Si retrocedía, confirmaba su sospecha. Si lo enfrentaba, firmaba mi sentencia.
Me soltó despacio, como quien suelta una cuerda sabiendo que el prisionero no huirá. Dio un paso más, arrinconándome contra la columna. El frío de la piedra se pegó a mi espalda; el calor de su cuerpo me cercó por delante.
—Me pregunto… —su dedo recorrió mi clavícula, apenas rozando el borde del peto de cuero— …qué pasaría si arrancara estas capas una por una. ¿Qué temblaría más? ¿Tu voz o tu lealtad?
Había un magnetismo feroz en sus gestos, como si cada palabra fuera un anzuelo y yo, un pez idiotizado que sabía que iba directo a la red.
Gerald inclinó el rostro hasta rozar mi oído.
—¿Sabes lo que más me divierte, Hadrien? —el murmullo vibró contra mi piel, obligándome a cerrar los ojos—. Que ni siquiera sé si quiero descubrir tu secreto… o si prefiero guardarme el placer de verlo consumirte por dentro hasta que seas tú mismo quien me lo confiese.
Yo respiraba rápido, como un animal acorralado. El roce de sus labios, apenas un aliento contra mi cuello, me arrancó un escalofrío. Me odié por ello.
Él se apartó al fin, satisfecho con mi silencio.
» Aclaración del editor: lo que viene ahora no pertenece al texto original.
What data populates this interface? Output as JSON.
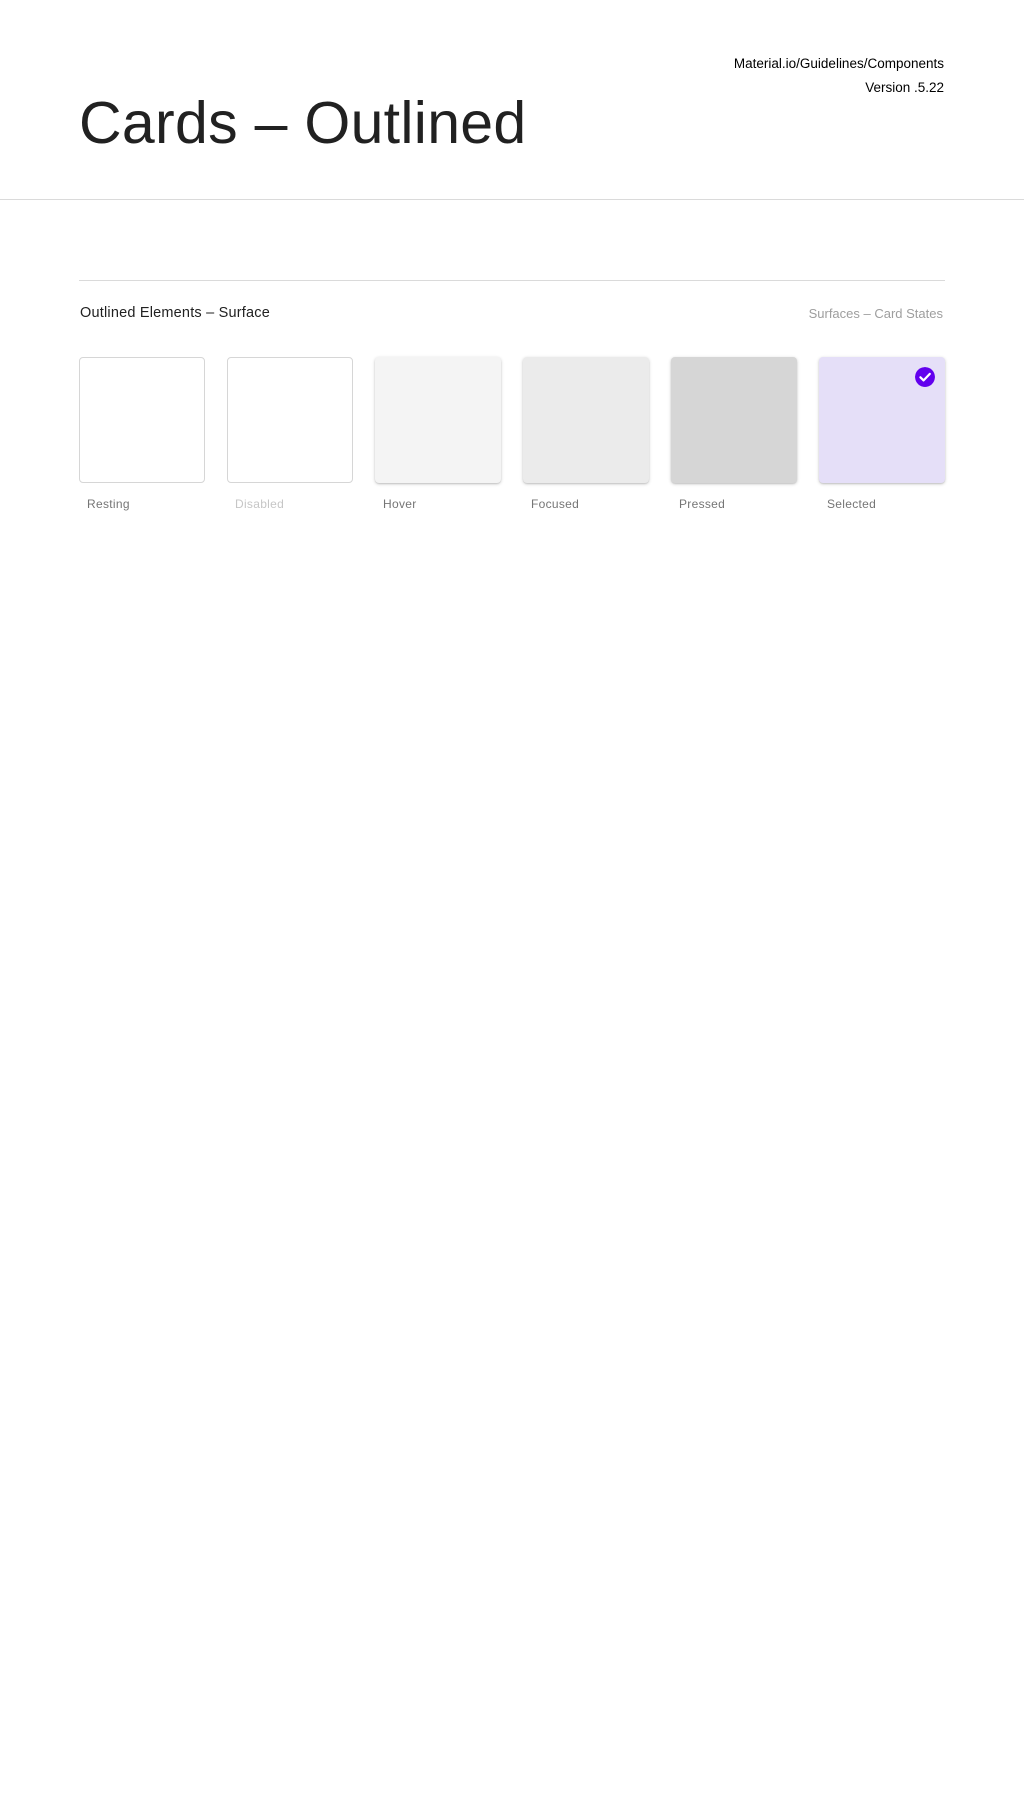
{
  "header": {
    "title": "Cards – Outlined",
    "source": "Material.io/Guidelines/Components",
    "version": "Version .5.22"
  },
  "section": {
    "title": "Outlined Elements – Surface",
    "subtitle": "Surfaces – Card States"
  },
  "states": [
    {
      "label": "Resting",
      "fill": "#ffffff",
      "border": "#d6d6d6"
    },
    {
      "label": "Disabled",
      "fill": "#ffffff",
      "border": "#d6d6d6"
    },
    {
      "label": "Hover",
      "fill": "#f4f4f4"
    },
    {
      "label": "Focused",
      "fill": "#ebebeb"
    },
    {
      "label": "Pressed",
      "fill": "#d6d6d6"
    },
    {
      "label": "Selected",
      "fill": "#e5dff8",
      "icon": "check-circle-icon",
      "icon_color": "#6200ee"
    }
  ],
  "colors": {
    "title_text": "#212121",
    "meta_text": "#000000",
    "label_text": "#757575",
    "disabled_label_text": "#c6c6c6",
    "divider": "#dadada",
    "accent": "#6200ee"
  }
}
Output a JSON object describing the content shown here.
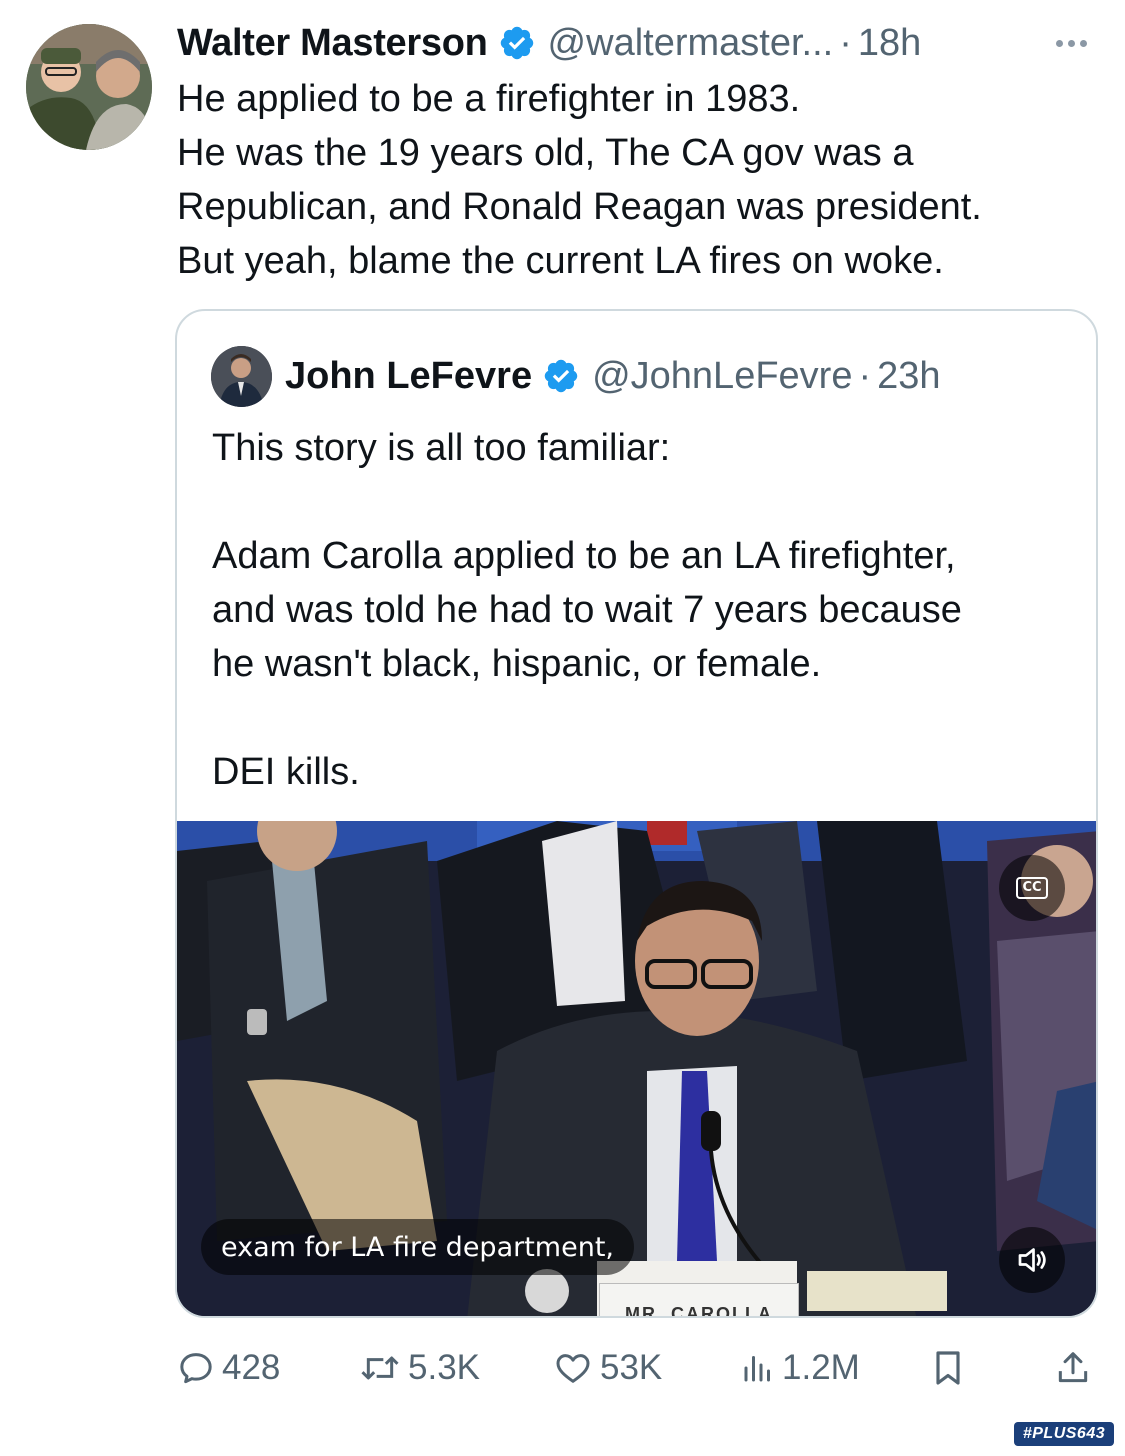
{
  "tweet": {
    "author_name": "Walter Masterson",
    "handle": "@waltermaster...",
    "separator": "·",
    "time": "18h",
    "lines": [
      "He applied to be a firefighter in 1983.",
      "He was the 19 years old, The CA gov was a",
      "Republican, and Ronald Reagan was president.",
      "But yeah, blame the current LA fires on woke."
    ]
  },
  "quote": {
    "author_name": "John LeFevre",
    "handle": "@JohnLeFevre",
    "separator": "·",
    "time": "23h",
    "lines": [
      "This story is all too familiar:",
      "",
      "Adam Carolla applied to be an LA firefighter,",
      "and was told he had to wait 7 years because",
      "he wasn't black, hispanic, or female.",
      "",
      "DEI kills."
    ],
    "video": {
      "cc_label": "CC",
      "caption": "exam for LA fire department,",
      "nameplate": "MR. CAROLLA"
    }
  },
  "actions": {
    "replies": "428",
    "reposts": "5.3K",
    "likes": "53K",
    "views": "1.2M"
  },
  "watermark": "#PLUS643",
  "colors": {
    "verified": "#1d9bf0",
    "text": "#0f1419",
    "secondary": "#536471",
    "border": "#cfd9de"
  },
  "icons": [
    "verified-badge-icon",
    "more-icon",
    "cc-icon",
    "volume-icon",
    "reply-icon",
    "repost-icon",
    "like-icon",
    "views-icon",
    "bookmark-icon",
    "share-icon"
  ]
}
Dio media vuelta con la calma de quien acaba de dejar una marca invisible, y antes de abrir la puerta me miró por encima del hombro.
—Soy paciente... Sabes dónde encontrarme.
El portazo fue suave, pero me retumbó como un martillazo en el pecho.
Solo entonces me permití soltar el aire. La sensación de su mano aún me ardía en la piel. Miedo y atracción bailaban en un mismo lugar, como fuego y aceite que nadie debería mezclar.